I was really tired from latex and it’s extremely tedious way of writing every equation. Of course, the resulting documents from latex are wonderfully organized and perfect for all scientific purposes.
For example, writing equations with latex is horribly complicated… It’s almost a rule whenever you use latex that you miss a bracket that your latex compiler complains or you get the wrong equation. So what’s wrong with the philosophy “What You See Is What You Get”? Nothing except that people often feel they don’t have the same degree of freedom.
The question is: Is there a way to use the full power and facilities of latex, without the suffer one has to live with it? I think the answer is Yes! The answer is LyX.
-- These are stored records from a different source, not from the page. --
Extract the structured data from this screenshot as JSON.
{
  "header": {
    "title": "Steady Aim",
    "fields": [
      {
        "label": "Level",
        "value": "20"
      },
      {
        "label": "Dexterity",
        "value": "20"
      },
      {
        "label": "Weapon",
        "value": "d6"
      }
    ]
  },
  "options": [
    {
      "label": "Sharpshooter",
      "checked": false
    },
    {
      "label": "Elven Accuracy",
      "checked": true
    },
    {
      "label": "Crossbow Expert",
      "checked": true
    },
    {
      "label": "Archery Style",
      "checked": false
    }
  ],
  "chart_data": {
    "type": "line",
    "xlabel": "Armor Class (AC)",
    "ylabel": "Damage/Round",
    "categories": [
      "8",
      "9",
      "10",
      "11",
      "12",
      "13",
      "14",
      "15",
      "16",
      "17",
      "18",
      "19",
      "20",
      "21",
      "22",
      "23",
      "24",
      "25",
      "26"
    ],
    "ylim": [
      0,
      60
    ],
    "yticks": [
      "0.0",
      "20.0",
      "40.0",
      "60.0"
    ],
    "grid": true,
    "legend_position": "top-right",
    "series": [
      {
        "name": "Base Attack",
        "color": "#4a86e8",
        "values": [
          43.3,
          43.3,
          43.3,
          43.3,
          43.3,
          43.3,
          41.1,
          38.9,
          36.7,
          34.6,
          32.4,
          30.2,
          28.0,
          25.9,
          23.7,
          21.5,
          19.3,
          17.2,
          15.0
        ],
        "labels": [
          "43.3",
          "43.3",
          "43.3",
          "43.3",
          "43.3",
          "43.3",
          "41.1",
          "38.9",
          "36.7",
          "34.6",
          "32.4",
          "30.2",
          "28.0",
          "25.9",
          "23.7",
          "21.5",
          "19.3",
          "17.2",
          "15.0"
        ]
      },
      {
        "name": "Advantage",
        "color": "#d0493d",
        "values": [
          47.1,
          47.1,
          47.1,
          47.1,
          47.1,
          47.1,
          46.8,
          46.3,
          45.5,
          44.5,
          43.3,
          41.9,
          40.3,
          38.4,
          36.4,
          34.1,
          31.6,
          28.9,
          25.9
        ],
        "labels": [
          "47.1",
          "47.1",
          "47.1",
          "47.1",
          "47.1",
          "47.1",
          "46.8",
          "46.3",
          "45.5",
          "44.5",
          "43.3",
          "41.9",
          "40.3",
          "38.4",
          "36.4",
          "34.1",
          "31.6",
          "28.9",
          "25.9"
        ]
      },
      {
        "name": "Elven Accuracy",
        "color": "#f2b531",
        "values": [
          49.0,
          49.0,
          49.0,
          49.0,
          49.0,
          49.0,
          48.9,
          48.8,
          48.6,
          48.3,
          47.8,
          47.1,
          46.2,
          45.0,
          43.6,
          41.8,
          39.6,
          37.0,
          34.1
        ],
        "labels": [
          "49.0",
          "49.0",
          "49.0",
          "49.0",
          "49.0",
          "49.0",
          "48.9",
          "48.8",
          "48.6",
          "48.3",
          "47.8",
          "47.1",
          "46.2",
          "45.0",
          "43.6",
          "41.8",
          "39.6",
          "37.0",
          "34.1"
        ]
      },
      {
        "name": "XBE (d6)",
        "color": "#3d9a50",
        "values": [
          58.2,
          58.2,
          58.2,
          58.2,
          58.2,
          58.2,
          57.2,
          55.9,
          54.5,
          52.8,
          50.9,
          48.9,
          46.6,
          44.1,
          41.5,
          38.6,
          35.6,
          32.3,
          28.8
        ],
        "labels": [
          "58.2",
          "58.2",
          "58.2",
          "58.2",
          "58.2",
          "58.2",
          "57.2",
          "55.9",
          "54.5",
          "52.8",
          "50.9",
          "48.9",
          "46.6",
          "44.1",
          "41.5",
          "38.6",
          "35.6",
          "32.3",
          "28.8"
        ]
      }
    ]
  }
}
LyX is a software that’s based on latex, where it codes latex in the background. It can do everything latex does, with all the freedom you require in latex (that could go to the level of looking into the source), while at the same time, you could work in an environment of “What You See Is What You Get” (at least for equations). LyX in reality uses the philosophy “What You See Is What You Mean”, which is the same philosophy of latex but with no coding, except that you can see how your text looks like in the parts that matter, like text style and equations and figures.
In the worst case, if LyX has a function does not have a function that latex has, one can still write latex code inside lyx!
People who’re used to using latex will definitely complain and say “latex for the win”, while I agree that it’s a matter of taste. But I’m a person who likes dedicating more time on the idea rather than on styling, especially when it comes to documentation. There’s no doubt that making the same document on LyX takes much less time than it does on LaTeX. Therefore, the question rises: Why should I spend more time on coding when I still can do the same with a better tool?
Try lyx, and try to make use of it. It does nothing but make you spend half as much time you do to write an article in a scientific journal.